3. Stretch the hamstrings. Those are the big muscles on the back of the thigh, under your butt. Particularly if you have a sedentary job, like I do, these muscles get very tight and painful. First stretch: Stand with feet shoulder-width apart, facing a chair or bench. Set one heel on the bench, and if you need to for balance, hold onto something or use the wall as a support. Bending forward carefully from the hips, bend until you feel a stretch in the back of your leg. Hold for thirty seconds, then do the other leg.
4. Second stretch: Stand perpendicular to the chair, feet shoulder-width apart. Put the heel of the leg closest to the chair on the chair. Lean toward the chair with the hips, feeling a stretch inside your legs. Hold for thirty seconds and then do the other leg.
5. Third stretch: Stand facing the chair, feet shoulder-width apart. Set one heel on the chair and turn the hips in toward that leg. So, if your right leg is up, turn with your hips to the right. You will probably feel a stretch without even leaning over; hold for thirty seconds.
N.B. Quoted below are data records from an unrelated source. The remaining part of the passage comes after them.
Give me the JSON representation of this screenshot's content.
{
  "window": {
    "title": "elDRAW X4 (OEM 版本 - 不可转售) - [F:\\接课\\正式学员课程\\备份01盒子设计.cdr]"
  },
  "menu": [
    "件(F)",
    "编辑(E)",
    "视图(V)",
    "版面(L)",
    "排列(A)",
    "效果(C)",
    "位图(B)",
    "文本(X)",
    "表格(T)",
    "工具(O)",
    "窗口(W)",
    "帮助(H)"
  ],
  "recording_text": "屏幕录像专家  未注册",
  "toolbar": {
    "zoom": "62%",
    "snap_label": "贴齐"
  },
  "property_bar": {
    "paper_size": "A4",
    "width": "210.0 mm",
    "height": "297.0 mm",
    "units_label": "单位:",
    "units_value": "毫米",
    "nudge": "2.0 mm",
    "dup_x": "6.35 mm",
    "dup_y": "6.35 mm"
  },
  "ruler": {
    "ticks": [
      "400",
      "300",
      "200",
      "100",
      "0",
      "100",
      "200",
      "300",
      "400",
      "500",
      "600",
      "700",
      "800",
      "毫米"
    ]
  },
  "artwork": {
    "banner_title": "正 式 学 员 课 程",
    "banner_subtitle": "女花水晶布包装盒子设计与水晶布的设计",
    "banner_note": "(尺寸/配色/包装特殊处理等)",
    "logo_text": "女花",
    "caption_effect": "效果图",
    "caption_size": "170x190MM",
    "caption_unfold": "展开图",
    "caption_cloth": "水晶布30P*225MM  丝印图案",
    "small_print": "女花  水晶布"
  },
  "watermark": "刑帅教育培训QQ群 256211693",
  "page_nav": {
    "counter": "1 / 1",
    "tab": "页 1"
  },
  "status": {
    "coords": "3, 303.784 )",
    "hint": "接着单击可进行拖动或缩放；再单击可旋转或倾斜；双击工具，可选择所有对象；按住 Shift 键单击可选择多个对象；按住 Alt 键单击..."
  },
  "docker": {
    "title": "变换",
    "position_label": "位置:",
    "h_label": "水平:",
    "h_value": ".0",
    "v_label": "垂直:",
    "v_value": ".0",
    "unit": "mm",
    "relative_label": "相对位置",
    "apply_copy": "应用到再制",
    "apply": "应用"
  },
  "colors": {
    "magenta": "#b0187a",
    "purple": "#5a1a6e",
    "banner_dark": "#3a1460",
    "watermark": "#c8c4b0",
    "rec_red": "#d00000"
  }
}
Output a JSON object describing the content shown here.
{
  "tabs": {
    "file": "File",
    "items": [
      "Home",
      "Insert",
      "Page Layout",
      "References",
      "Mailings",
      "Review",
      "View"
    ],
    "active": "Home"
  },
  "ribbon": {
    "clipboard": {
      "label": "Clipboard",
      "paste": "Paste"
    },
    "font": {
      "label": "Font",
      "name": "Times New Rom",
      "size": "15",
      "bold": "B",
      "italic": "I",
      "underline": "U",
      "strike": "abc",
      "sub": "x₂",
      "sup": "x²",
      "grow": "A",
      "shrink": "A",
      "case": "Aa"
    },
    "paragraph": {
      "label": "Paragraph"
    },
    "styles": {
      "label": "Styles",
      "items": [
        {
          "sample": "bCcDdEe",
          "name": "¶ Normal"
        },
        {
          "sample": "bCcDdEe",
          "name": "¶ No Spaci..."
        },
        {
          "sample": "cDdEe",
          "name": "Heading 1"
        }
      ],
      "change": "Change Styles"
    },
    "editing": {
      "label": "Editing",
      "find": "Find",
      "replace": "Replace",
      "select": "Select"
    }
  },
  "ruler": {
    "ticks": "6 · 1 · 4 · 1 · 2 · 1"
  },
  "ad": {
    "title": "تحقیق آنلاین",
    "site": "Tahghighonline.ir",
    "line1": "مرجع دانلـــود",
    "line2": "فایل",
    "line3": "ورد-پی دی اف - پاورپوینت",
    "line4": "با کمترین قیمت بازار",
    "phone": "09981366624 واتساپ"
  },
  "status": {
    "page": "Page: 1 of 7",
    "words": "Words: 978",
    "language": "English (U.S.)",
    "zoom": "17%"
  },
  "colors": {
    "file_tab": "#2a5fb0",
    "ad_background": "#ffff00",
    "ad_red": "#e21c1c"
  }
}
6. Stretch the thigh by lifting your foot and holding it with the hand – right foot, right hand; left foot, left hand. Push your hips forward and pull your stomach in. You will probably feel a stretch just with that; if not, pull on the foot a bit to tighten. Hold for thirty seconds.
7. Cross one leg over the other. Lean away from the uncrossed leg. To put it another way: cross your right leg in front of the left, and then lean to the left with your hips. You will feel the stretch down the outside of your left leg. Hold for thirty seconds. Then do the other side.
8. Practice squats – very carefully! Stand, feet shoulder-width apart. Without allowing your knee to bend over your foot, squat down – only as much as it takes to feel it; even if it’s only a little. Over time, you can increase this. Then come back up. Do this 12 times, each side, then rest. After a week, increase to two sets; third week, three sets.
9. Side squats: starting in the same position as for #8, step out to the side and squat on that leg, then come back up. Be very careful to not allow the point of the knee to extend past the toes on either side.
10. Back squats: starting in the same position as for #8 and #9, step back and squat on that leg, then come back up.
11. Ball squats: these are done with a ball behind the back. (A small volleyball-sized one is fine, if you have it; otherwise, you can use an exercise ball.) Stand about a foot and a half in front of a wall, and put the ball at your lower back. Back up until you can hold the ball against the wall with your body. Then spread your feet about twice shoulder width. Pushing back against the ball, squat down no farther than ninety degrees, then push back up. Do this twelve times as a set; same incremental increase as for #8.
12. The Roller. I hate this one, but I really, really helps. Using a foam roller, roll along your IT band (the fascia that extends along the outside of the leg from the knee to the hips) up to ten times, back and forth. (If you’ve never done it before, you may only be able to do this once or twice at first, and it hurts a LOT.) Persevere. This is one of the single best things you can do for chronic knee pain; you will hate and love the roller thingie.
Here’s a good You Tube.
13. Good massage. If you can find a massage therapist that knows myofacial release, HIRE THEM. They will do tremendous things for managing knee pain and helping you to get better. Good therapists will also be able to suggest other exercises to help you.
Good luck. Chronic pain is no fun, and managing it – improving it – and moving past it are a long-term investment. It’s worth it. Hang in there.